Search code examples
postgresql-11patroni

Failed to do failover in 3 node patroni postgres-11 cluster


I have a three node patroni postgres-11 cluster running.The patroni cluster settings are:

consul:
  url: <consul URL>

bootstrap:
  initdb:
    encoding: UTF8
  dcs:
    ttl: 30
    loop_wait: 10
    retry_timeout: 10
    maximum_lag_on_failover: 1048576
    postgresql:
      use_pg_rewind: true
      use_slots: true
      remove_data_directory_on_diverged_timelines: false
      remove_data_directory_on_rewind_failure: true
      parameters:
        archive_command: /bin/true
        archive_mode: 'on'
        archive_timeout: 1800s
        checkpoint_completion_target: 0.9
        default_statistics_target: 100
        effective_cache_size: 24GB
        effective_io_concurrency: 200
        hot_standby: 'on'
        log_directory: /var/log/postgresql
        log_filename: postgresql-%a.log
        logging_collector: 'on'
        maintenance_work_mem: 2GB
        max_connections: 2000
        max_parallel_maintenance_workers: 4
        max_parallel_workers: 8
        max_parallel_workers_per_gather: 4
        max_replication_slots: 10
        max_wal_senders: 10
        max_wal_size: 8GB
        max_worker_processes: 8
        min_wal_size: 2GB
        random_page_cost: 1.1
        shared_buffers: 8GB
        ssl: 'on'
        ssl_cert_file: /etc/ssl/certs/ssl-cert-snakeoil.pem
        ssl_key_file: /etc/ssl/private/ssl-cert-snakeoil.key
        track_commit_timestamp: 'on'
        wal_buffers: 16MB
        wal_keep_segments: 64
        wal_level: logical
        wal_log_hints: 'on'
        work_mem: 5242kB

postgresql:
  listen: 0.0.0.0:5432
  connect_address: <IP Address of the node>:5432
  data_dir: /var/lib/postgresql/11/<db name>
  pgpass: /tmp/pgpass0
  authentication:
    superuser:
      username: postgres
      password: postgres
    replication:
      username: replicator
      password: replicator
    rewind:
      username: rewind_user
      password: rewind_password
  pg_hba:
    - local all all peer
    - host all all 127.0.0.1/32 md5
    - hostssl all postgres 0.0.0.0/0 md5
    - host all postgres 0.0.0.0/0 reject
    - host all all 0.0.0.0/0 md5
    - hostssl all postgres ::0/0 md5
    - host all postgres ::0/0 reject
    - host all all ::0/0 md5
    - local replication all peer
    - host replication all 127.0.0.1/32 md5
    - hostssl replication replicator 0.0.0.0/0 md5
    - hostssl replication replicator ::0/0 md5
    - host replication replicator 0.0.0.0/0 md5
    - host replication replicator 127.0.0.1/32 trust
    - local postgres   postgres   peer
    - host all all 0.0.0.0/0 md5
  create_replica_methods:
    - basebackup
  basebackup:
    max-rate: '250M'

tags:
  nofailover: false
  noloadbalance: false
  clonefrom: false
  nosync: false

restapi:
  connect_address: <IP Address of the node>:8008
  listen: 0.0.0.0:8008

When I shutdown the primary, I was hoping the synchronous standby would become primary.
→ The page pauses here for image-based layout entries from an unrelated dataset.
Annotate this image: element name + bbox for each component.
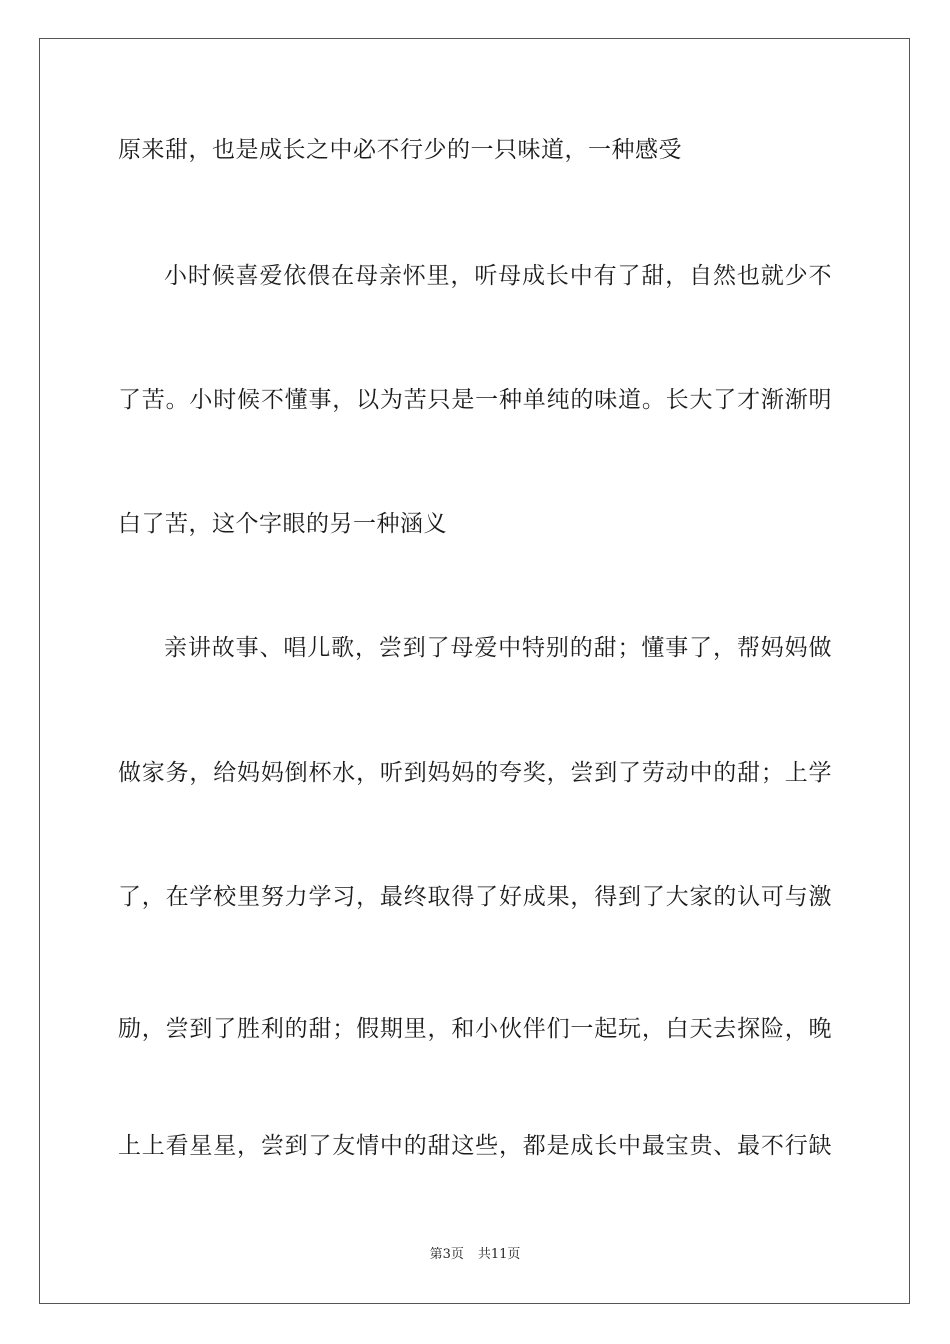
text-line-4: 白了苦，这个字眼的另一种涵义: [118, 511, 447, 537]
text-line-6: 做家务，给妈妈倒杯水，听到妈妈的夸奖，尝到了劳动中的甜；上学: [118, 760, 832, 786]
text-line-2: 小时候喜爱依偎在母亲怀里，听母成长中有了甜，自然也就少不: [164, 263, 832, 289]
text-line-3: 了苦。小时候不懂事，以为苦只是一种单纯的味道。长大了才渐渐明: [118, 387, 832, 413]
total-pages: 共11页: [477, 1247, 521, 1262]
text-line-1: 原来甜，也是成长之中必不行少的一只味道，一种感受: [118, 137, 682, 163]
page-number: 第3页: [429, 1247, 464, 1262]
page-footer: [0, 1246, 950, 1264]
text-line-8: 励，尝到了胜利的甜；假期里，和小伙伴们一起玩，白天去探险，晚: [118, 1016, 832, 1042]
text-line-9: 上上看星星，尝到了友情中的甜这些，都是成长中最宝贵、最不行缺: [118, 1133, 832, 1159]
text-line-5: 亲讲故事、唱儿歌，尝到了母爱中特别的甜；懂事了，帮妈妈做: [164, 635, 832, 661]
page-border: [39, 38, 910, 1304]
text-line-7: 了，在学校里努力学习，最终取得了好成果，得到了大家的认可与激: [118, 884, 832, 910]
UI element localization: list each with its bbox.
But instead on both the standby nodes I see the following error:

INFO: following a different leader because i am not the healthiest node

Not sure why synchronous standby did not become primary. I am using Patroni 1.6.1 on Ubuntu 18.04


Solution

  • I figured out the problem. For some reason the capital letters in the names of my nodes were converted to small letters so patroni failed to find the standby nodes. Like below:

    {"leader":"Pa-db1","sync_standby":"pa-db2"}
    

    The correct name of the node is Pa-db2 and similarly the second standby node name is Pa-db3. I changed all the nodes names to small letters i.e. pa-db1, pa-db2, pa-db3 and failover worked!